- The Washington Times - Thursday, February 12, 2009

The U.S. trade deficit reached its lowest monthly level in nearly six years in December as soaring unemployment, plummeting home values and plunging oil prices reduced consumer spending on imported goods.

As American consumers were spending less on imported autos, oil and clothing, foreign buyers were importing fewer American goods, too. U.S. merchandise exports collapsed by nearly 9 percent in December, the Commerce Department reported.

The net result was that the monthly trade deficit, which reached $67 billion as recently as July 2006, fell below $40 billion in December. It was the fifth month in a row that U.S. exports and imports fell.

“The clear message is that global trade activity has collapsed, as the world economy sinks deeper into recession,” said Nigel Gault, chief U.S. economist for IHS Global Insight.

Since the spring of 2007, America’s improving trade sector had been one bright spot in a deteriorating economy.
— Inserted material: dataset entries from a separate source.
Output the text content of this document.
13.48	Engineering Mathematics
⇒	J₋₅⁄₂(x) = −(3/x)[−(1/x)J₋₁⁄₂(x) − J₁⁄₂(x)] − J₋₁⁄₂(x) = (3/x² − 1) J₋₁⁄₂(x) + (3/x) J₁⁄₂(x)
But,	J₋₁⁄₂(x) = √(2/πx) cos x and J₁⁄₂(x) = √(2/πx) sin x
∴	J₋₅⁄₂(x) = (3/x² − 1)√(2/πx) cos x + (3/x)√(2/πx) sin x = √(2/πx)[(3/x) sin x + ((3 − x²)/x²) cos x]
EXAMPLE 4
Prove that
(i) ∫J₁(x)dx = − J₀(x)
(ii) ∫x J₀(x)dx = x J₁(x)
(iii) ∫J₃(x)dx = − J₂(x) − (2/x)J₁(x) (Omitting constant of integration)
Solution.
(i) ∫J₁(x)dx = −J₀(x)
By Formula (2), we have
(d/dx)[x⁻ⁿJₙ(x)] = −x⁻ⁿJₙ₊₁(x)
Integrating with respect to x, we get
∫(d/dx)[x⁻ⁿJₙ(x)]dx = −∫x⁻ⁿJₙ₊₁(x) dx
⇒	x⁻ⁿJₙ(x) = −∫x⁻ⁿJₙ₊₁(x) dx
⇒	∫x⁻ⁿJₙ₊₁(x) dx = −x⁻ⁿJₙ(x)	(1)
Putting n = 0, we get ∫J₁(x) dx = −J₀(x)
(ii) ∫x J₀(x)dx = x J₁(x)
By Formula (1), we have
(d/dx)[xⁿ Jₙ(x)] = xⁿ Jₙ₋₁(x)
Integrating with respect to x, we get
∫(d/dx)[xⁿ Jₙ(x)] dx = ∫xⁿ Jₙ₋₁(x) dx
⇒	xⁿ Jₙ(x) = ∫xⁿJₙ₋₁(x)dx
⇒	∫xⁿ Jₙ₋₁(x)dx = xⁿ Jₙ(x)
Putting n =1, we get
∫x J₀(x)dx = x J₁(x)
That may change.

“Net exports have propped up [economic growth] over the past year, but the party is over,” said Tim Quinlan, an economic analyst at Wachovia Economics Group. “Global growth has turned to global contraction, and trade will not add significantly to gross domestic product in 2009.”

The United States racked up a record $266.3 billion merchandise trade deficit with China last year, although December’s gap actually declined.
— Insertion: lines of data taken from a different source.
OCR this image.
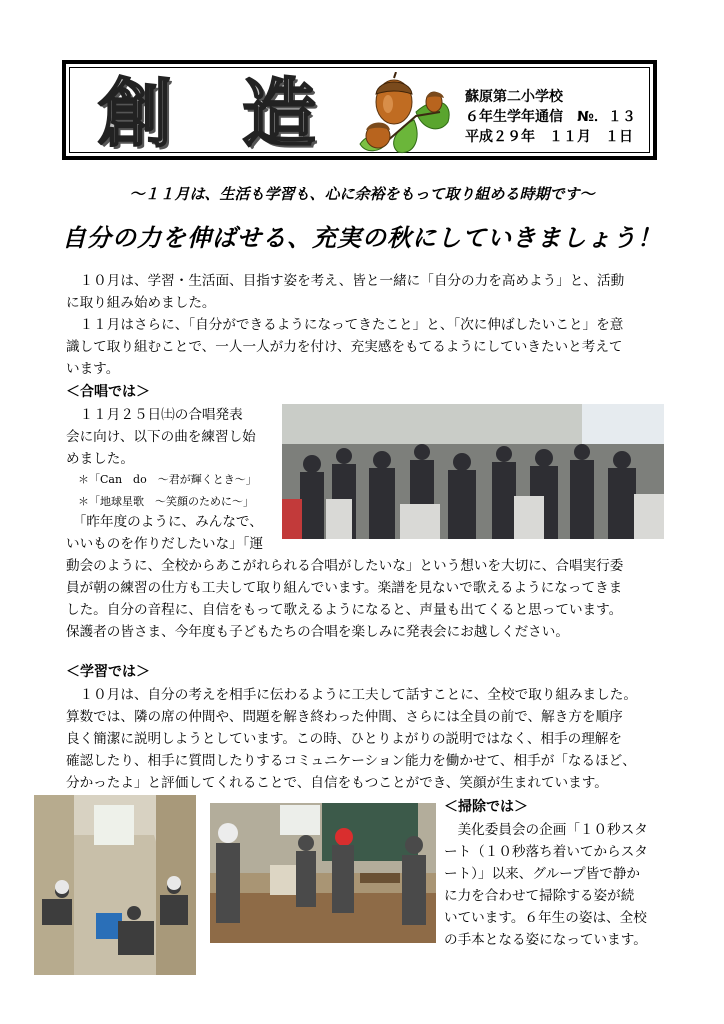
創 造	蘇原第二小学校
６年生学年通信　№．１３
平成２９年　１１月　１日
～１１月は、生活も学習も、心に余裕をもって取り組める時期です～
自分の力を伸ばせる、充実の秋にしていきましょう！
　１０月は、学習・生活面、目指す姿を考え、皆と一緒に「自分の力を高めよう」と、活動
に取り組み始めました。
　１１月はさらに、「自分ができるようになってきたこと」と、「次に伸ばしたいこと」を意
識して取り組むことで、一人一人が力を付け、充実感をもてるようにしていきたいと考えて
います。
＜合唱では＞
　１１月２５日㈯の合唱発表
会に向け、以下の曲を練習し始
めました。
＊「Can　do　～君が輝くとき～」
＊「地球星歌　～笑顔のために～」
　「昨年度のように、みんなで、
いいものを作りだしたいな」「運
動会のように、全校からあこがれられる合唱がしたいな」という想いを大切に、合唱実行委
員が朝の練習の仕方も工夫して取り組んでいます。楽譜を見ないで歌えるようになってきま
した。自分の音程に、自信をもって歌えるようになると、声量も出てくると思っています。
保護者の皆さま、今年度も子どもたちの合唱を楽しみに発表会にお越しください。
＜学習では＞
　１０月は、自分の考えを相手に伝わるように工夫して話すことに、全校で取り組みました。
算数では、隣の席の仲間や、問題を解き終わった仲間、さらには全員の前で、解き方を順序
良く簡潔に説明しようとしています。この時、ひとりよがりの説明ではなく、相手の理解を
確認したり、相手に質問したりするコミュニケーション能力を働かせて、相手が「なるほど、
分かったよ」と評価してくれることで、自信をもつことができ、笑顔が生まれています。
＜掃除では＞
　美化委員会の企画「１０秒スタ
ート（１０秒落ち着いてからスタ
ート）」以来、グループ皆で静か
に力を合わせて掃除する姿が続
いています。６年生の姿は、全校
の手本となる姿になっています。
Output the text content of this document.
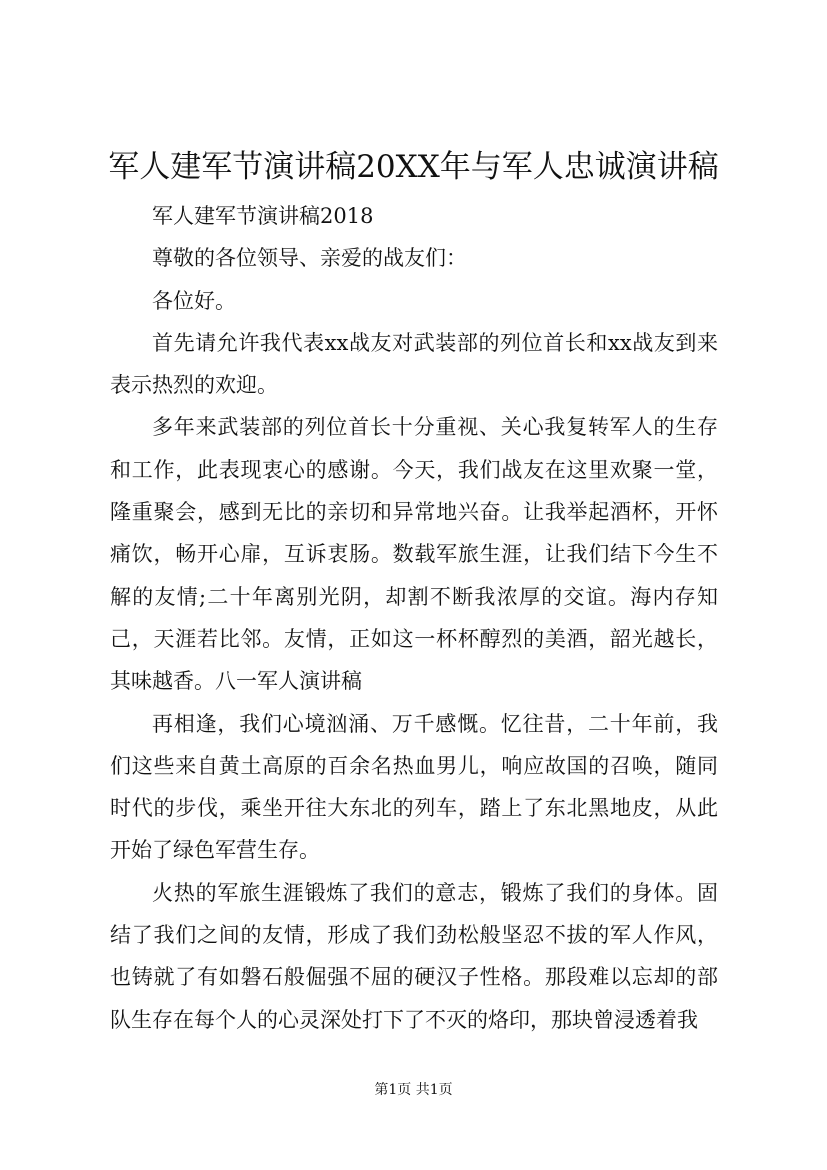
军人建军节演讲稿20XX年与军人忠诚演讲稿

军人建军节演讲稿2018

尊敬的各位领导、亲爱的战友们：

各位好。

首先请允许我代表xx战友对武装部的列位首长和xx战友到来表示热烈的欢迎。

多年来武装部的列位首长十分重视、关心我复转军人的生存和工作，此表现衷心的感谢。今天，我们战友在这里欢聚一堂，隆重聚会，感到无比的亲切和异常地兴奋。让我举起酒杯，开怀痛饮，畅开心扉，互诉衷肠。数载军旅生涯，让我们结下今生不解的友情;二十年离别光阴，却割不断我浓厚的交谊。海内存知己，天涯若比邻。友情，正如这一杯杯醇烈的美酒，韶光越长，其味越香。八一军人演讲稿

再相逢，我们心境汹涌、万千感慨。忆往昔，二十年前，我们这些来自黄土高原的百余名热血男儿，响应故国的召唤，随同时代的步伐，乘坐开往大东北的列车，踏上了东北黑地皮，从此开始了绿色军营生存。

火热的军旅生涯锻炼了我们的意志，锻炼了我们的身体。固结了我们之间的友情，形成了我们劲松般坚忍不拔的军人作风，也铸就了有如磐石般倔强不屈的硬汉子性格。那段难以忘却的部队生存在每个人的心灵深处打下了不灭的烙印，那块曾浸透着我

第1页 共1页
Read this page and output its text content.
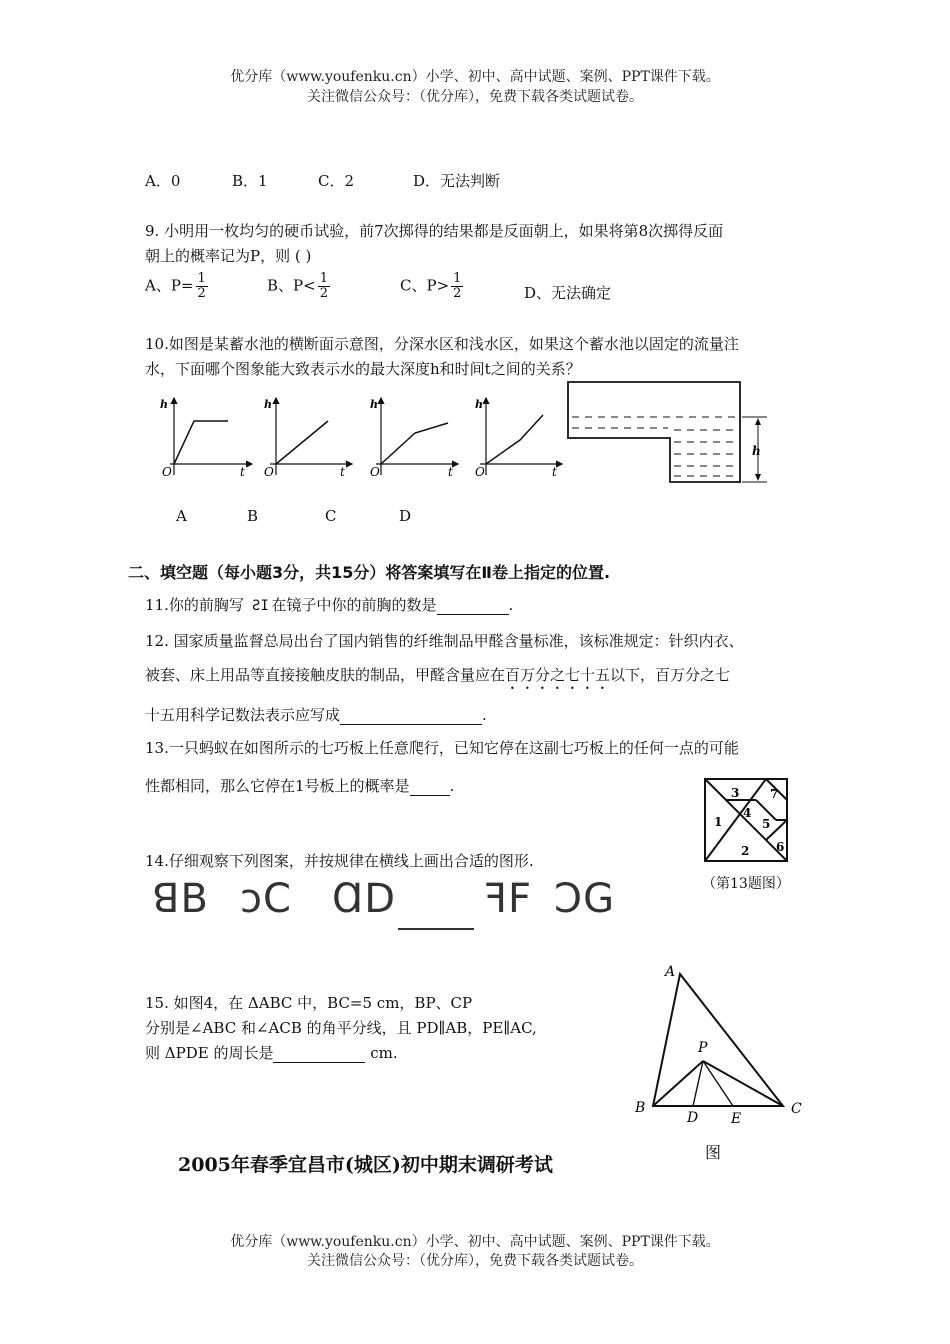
优分库（www.youfenku.cn）小学、初中、高中试题、案例、PPT课件下载。
关注微信公众号：（优分库），免费下载各类试题试卷。
A．0	B．1	C．2	D．无法判断
9. 小明用一枚均匀的硬币试验，前7次掷得的结果都是反面朝上，如果将第8次掷得反面
朝上的概率记为P，则 ( )
A、$P= \frac{1}{2}$	B、$P< \frac{1}{2}$	C、$P> \frac{1}{2}$	D、无法确定
10.如图是某蓄水池的横断面示意图，分深水区和浅水区，如果这个蓄水池以固定的流量注
水，下面哪个图象能大致表示水的最大深度h和时间t之间的关系？
h
O	t
h
O	t
h
O	t
h
O	t
h
A	B	C	D
二、填空题（每小题3分，共15分）将答案填写在Ⅱ卷上指定的位置.
11.你的前胸写 IS 在镜子中你的前胸的数是	.
12. 国家质量监督总局出台了国内销售的纤维制品甲醛含量标准，该标准规定：针织内衣、
被套、床上用品等直接接触皮肤的制品，甲醛含量应在百万分之七十五以下，百万分之七
十五用科学记数法表示应写成	.
13.一只蚂蚁在如图所示的七巧板上任意爬行，已知它停在这副七巧板上的任何一点的可能
性都相同，那么它停在1号板上的概率是	.
1
2
3
4
5
6
7
（第13题图）
14.仔细观察下列图案，并按规律在横线上画出合适的图形.
ꓭB ↄC ⱭD ꟻF ↃG
15. 如图4，在 ΔABC 中，BC=5 cm，BP、CP
分别是∠ABC 和∠ACB 的角平分线，且 PD∥AB，PE∥AC,
则 ΔPDE 的周长是	cm.
A
B	C
D E
P
图
2005年春季宜昌市(城区)初中期末调研考试
优分库（www.youfenku.cn）小学、初中、高中试题、案例、PPT课件下载。
关注微信公众号：（优分库），免费下载各类试题试卷。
Other big deficits in 2008 included $107 billion with the European Union, $74 billion with Canada, $73 billion with Japan and $64 billion with Mexico.
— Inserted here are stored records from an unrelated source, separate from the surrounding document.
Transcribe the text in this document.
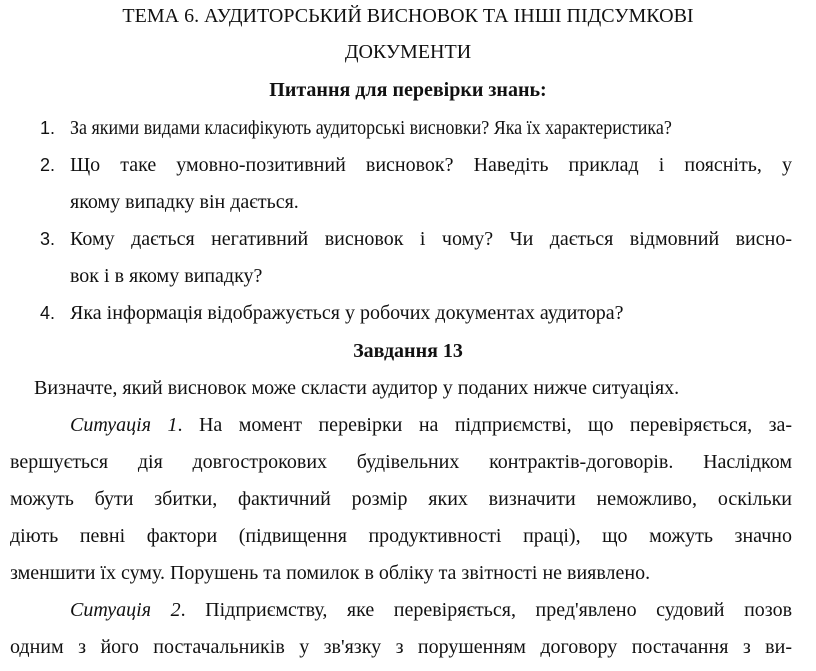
ТЕМА 6. АУДИТОРСЬКИЙ ВИСНОВОК ТА ІНШІ ПІДСУМКОВІ
ДОКУМЕНТИ
Питання для перевірки знань:
1. За якими видами класифікують аудиторські висновки? Яка їх характеристика?
2. Що таке умовно-позитивний висновок? Наведіть приклад і поясніть, у
якому випадку він дається.
3. Кому дається негативний висновок і чому? Чи дається відмовний висно-
вок і в якому випадку?
4. Яка інформація відображується у робочих документах аудитора?
Завдання 13
Визначте, який висновок може скласти аудитор у поданих нижче ситуаціях.
Ситуація 1. На момент перевірки на підприємстві, що перевіряється, за-
вершується дія довгострокових будівельних контрактів-договорів. Наслідком
можуть бути збитки, фактичний розмір яких визначити неможливо, оскільки
діють певні фактори (підвищення продуктивності праці), що можуть значно
зменшити їх суму. Порушень та помилок в обліку та звітності не виявлено.
Ситуація 2. Підприємству, яке перевіряється, пред'явлено судовий позов
одним з його постачальників у зв'язку з порушенням договору постачання з ви-
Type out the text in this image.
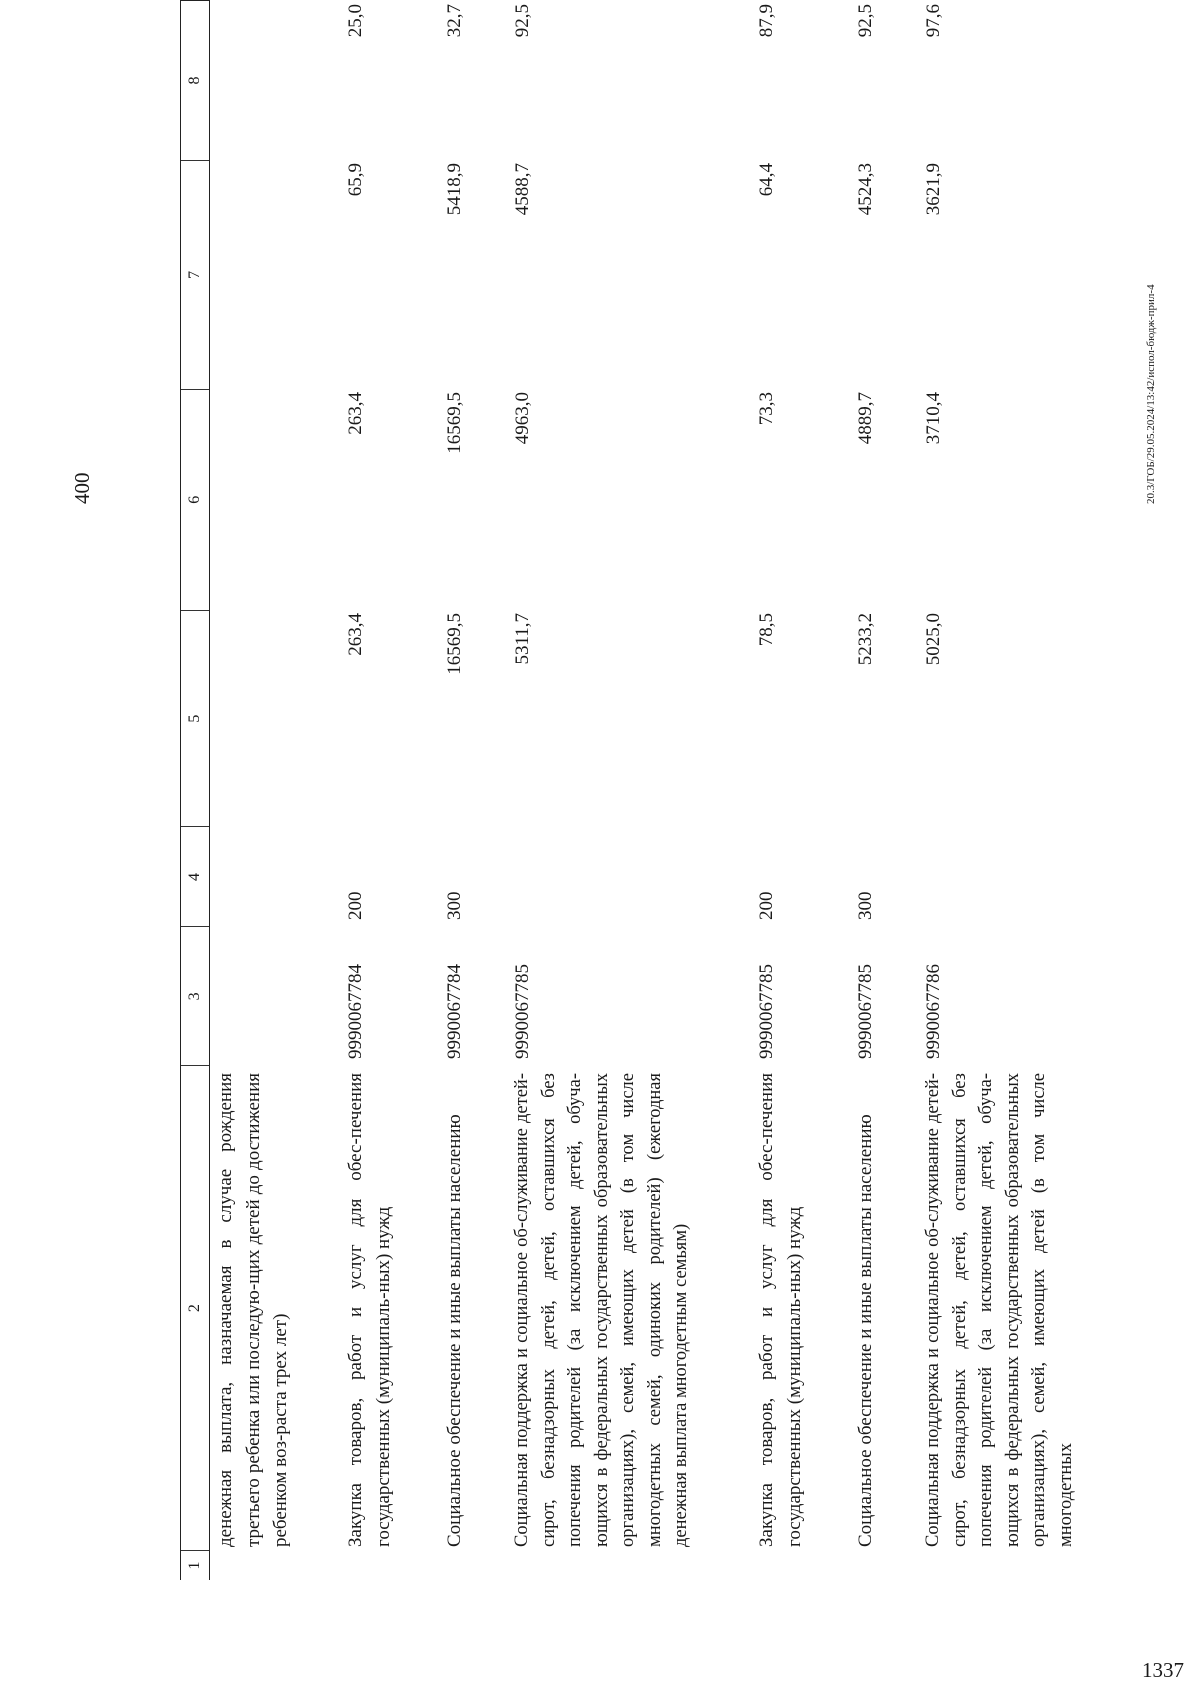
400	20.3/ГОБ/29.05.2024/13:42/испол-бюдж-прил-4
1
2
3
4
5
6
7
8
денежная выплата, назначаемая в случае рождения третьего ребенка или последую-щих детей до достижения ребенком воз-раста трех лет)	Закупка товаров, работ и услуг для обес-печения государственных (муниципаль-ных) нужд
9990067784
200
263,4
263,4
65,9
25,0
Социальное обеспечение и иные выплаты населению
9990067784
300
16569,5
16569,5
5418,9
32,7
Социальная поддержка и социальное об-служивание детей-сирот, безнадзорных детей, детей, оставшихся без попечения родителей (за исключением детей, обуча-ющихся в федеральных государственных образовательных организациях), семей, имеющих детей (в том числе многодетных семей, одиноких родителей) (ежегодная денежная выплата многодетным семьям)
9990067785
5311,7
4963,0
4588,7
92,5
Закупка товаров, работ и услуг для обес-печения государственных (муниципаль-ных) нужд
9990067785
200
78,5
73,3
64,4
87,9
Социальное обеспечение и иные выплаты населению
9990067785
300
5233,2
4889,7
4524,3
92,5
Социальная поддержка и социальное об-служивание детей-сирот, безнадзорных детей, детей, оставшихся без попечения родителей (за исключением детей, обуча-ющихся в федеральных государственных образовательных организациях), семей, имеющих детей (в том числе многодетных
9990067786
5025,0
3710,4
3621,9
97,6
1337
The petroleum deficit, which includes crude oil and gasoline, reached $386 billion last year, representing a 32 percent increase over 2007. After peaking at close to $150 last July, the average price for imported crude oil collapsed below $50 per barrel in December.

For all of 2008, the U.S. trade deficit in goods and services totaled $677 billion, down from $700 billion in 2007 and $753 billion in 2006.

“A trade policy that can shrink the deficit only when the economy is collapsing is still a failure,” said Alan Tonelson, a research fellow at the United States Business and Industry Council. “A country careening toward ‘catastrophe,’ in President Obama’s words, and desperately needing to produce its way out, can no longer afford business-as-usual in trade.”